Ministério da Saúde orienta monitoramento por 21 dias após a vacinação enquanto investiga casos raros de reações graves
A suspensão temporária da vacinação contra a dengue com o imunizante desenvolvido pelo Instituto Butantan gerou dúvidas entre milhares de brasileiros que já receberam a dose.
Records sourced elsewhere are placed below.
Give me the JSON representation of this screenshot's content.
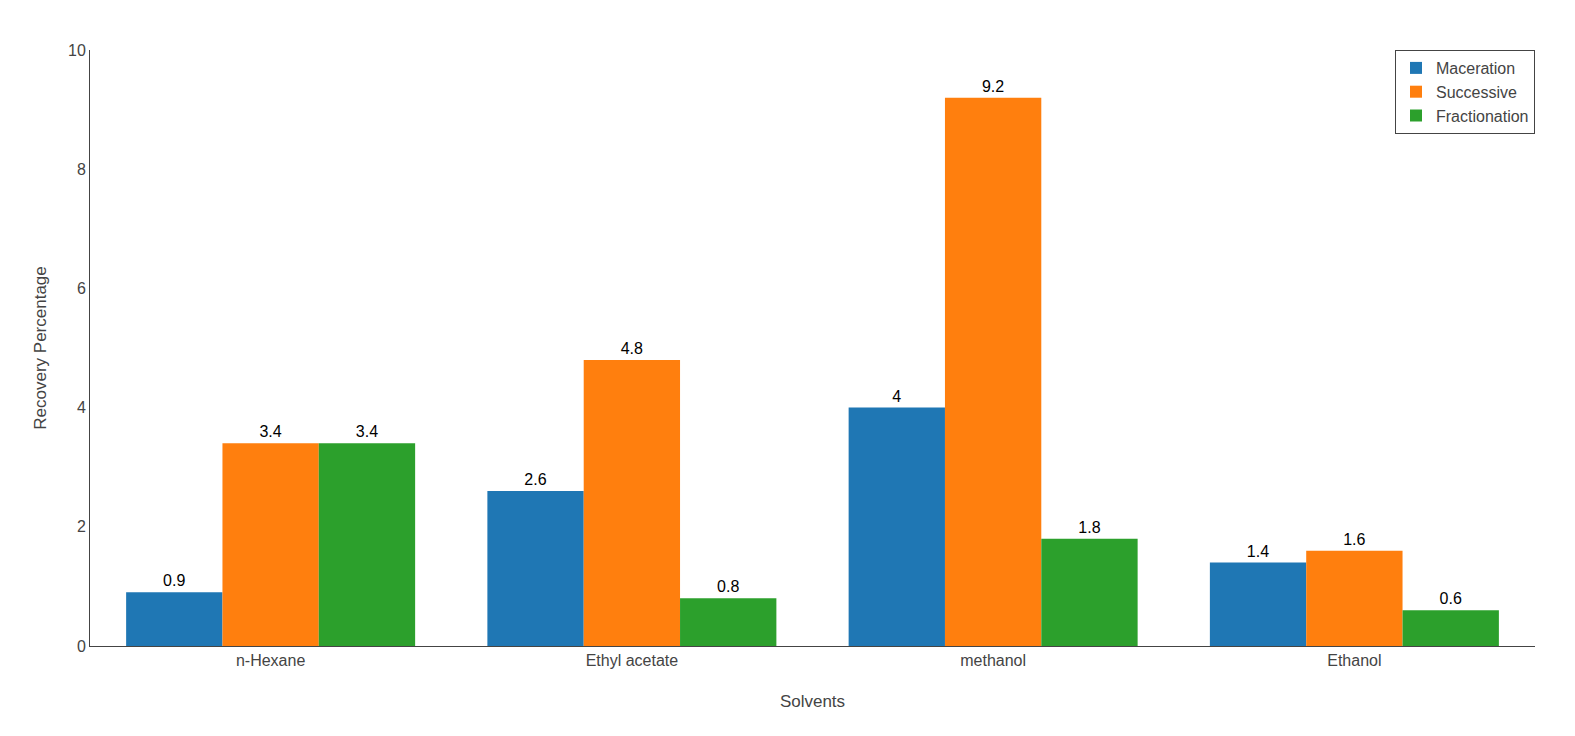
{
  "chart_data": {
    "type": "bar",
    "categories": [
      "n-Hexane",
      "Ethyl acetate",
      "methanol",
      "Ethanol"
    ],
    "series": [
      {
        "name": "Maceration",
        "values": [
          0.9,
          2.6,
          4.0,
          1.4
        ]
      },
      {
        "name": "Successive",
        "values": [
          3.4,
          4.8,
          9.2,
          1.6
        ]
      },
      {
        "name": "Fractionation",
        "values": [
          3.4,
          0.8,
          1.8,
          0.6
        ]
      }
    ],
    "xlabel": "Solvents",
    "ylabel": "Recovery Percentage",
    "ylim": [
      0,
      10
    ],
    "yticks": [
      0,
      2,
      4,
      6,
      8,
      10
    ],
    "grid": false,
    "legend": "upper right",
    "data_labels": true
  }
}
A medida foi adotada pelo Ministério da Saúde após o registro de 42 casos com sinais de alerta, incluindo três ocorrências graves e dois óbitos que ainda estão sob investigação. Até o momento, não há comprovação de que os casos tenham sido causados pela vacina.
Quem tomou a vacina há menos de 21 dias deve ficar atento
Segundo o Ministério da Saúde, os primeiros 21 dias após a aplicação são o período que exige maior observação. Nessa fase, o organismo ainda está respondendo ao imunizante, que utiliza uma versão enfraquecida do vírus para estimular a produção de anticorpos.
A recomendação é procurar atendimento médico imediatamente caso surjam sintomas como:
- Febre sem causa aparente;
- Dor abdominal intensa;
- Vômitos persistentes;
- Sangramentos (gengiva, nariz ou urina);
- Manchas vermelhas na pele;
- Tontura;
- Sonolência excessiva;
- Sinais de desidratação;
- Piora do estado geral de saúde.
Quem foi vacinado há mais de 21 dias pode ficar tranquilo
De acordo com as autoridades sanitárias, pessoas que receberam a vacina há mais de três semanas e não apresentaram sintomas estão fora da janela de maior monitoramento.
O Ministério da Saúde reforça que quem ultrapassou esse período permanece protegido e não há orientação especial além dos cuidados habituais.
Entenda por que a vacinação foi suspensa
A interrupção da campanha é considerada uma medida preventiva de farmacovigilância, procedimento padrão utilizado para monitorar a segurança de novos imunizantes após o início da aplicação em larga escala.
Dos mais de 500 mil vacinados, 42 apresentaram sintomas considerados de alerta, o equivalente a cerca de 0,008% das doses aplicadas. Os casos estão sendo investigados pela Anvisa, pelo Ministério da Saúde e pelo Instituto Butantan para verificar se existe alguma relação com a vacina.
Vacina continua sendo considerada eficaz
Apesar da suspensão temporária, o governo federal destacou que a medida não invalida os resultados obtidos nos estudos clínicos nem altera as evidências de proteção observadas até agora.
Antes da aprovação, o imunizante passou por cerca de cinco anos de testes e demonstrou eficácia relevante na prevenção da dengue, especialmente contra formas graves da doença e hospitalizações.
As investigações seguem em andamento e novas orientações devem ser divulgadas após a conclusão das análises dos casos registrados.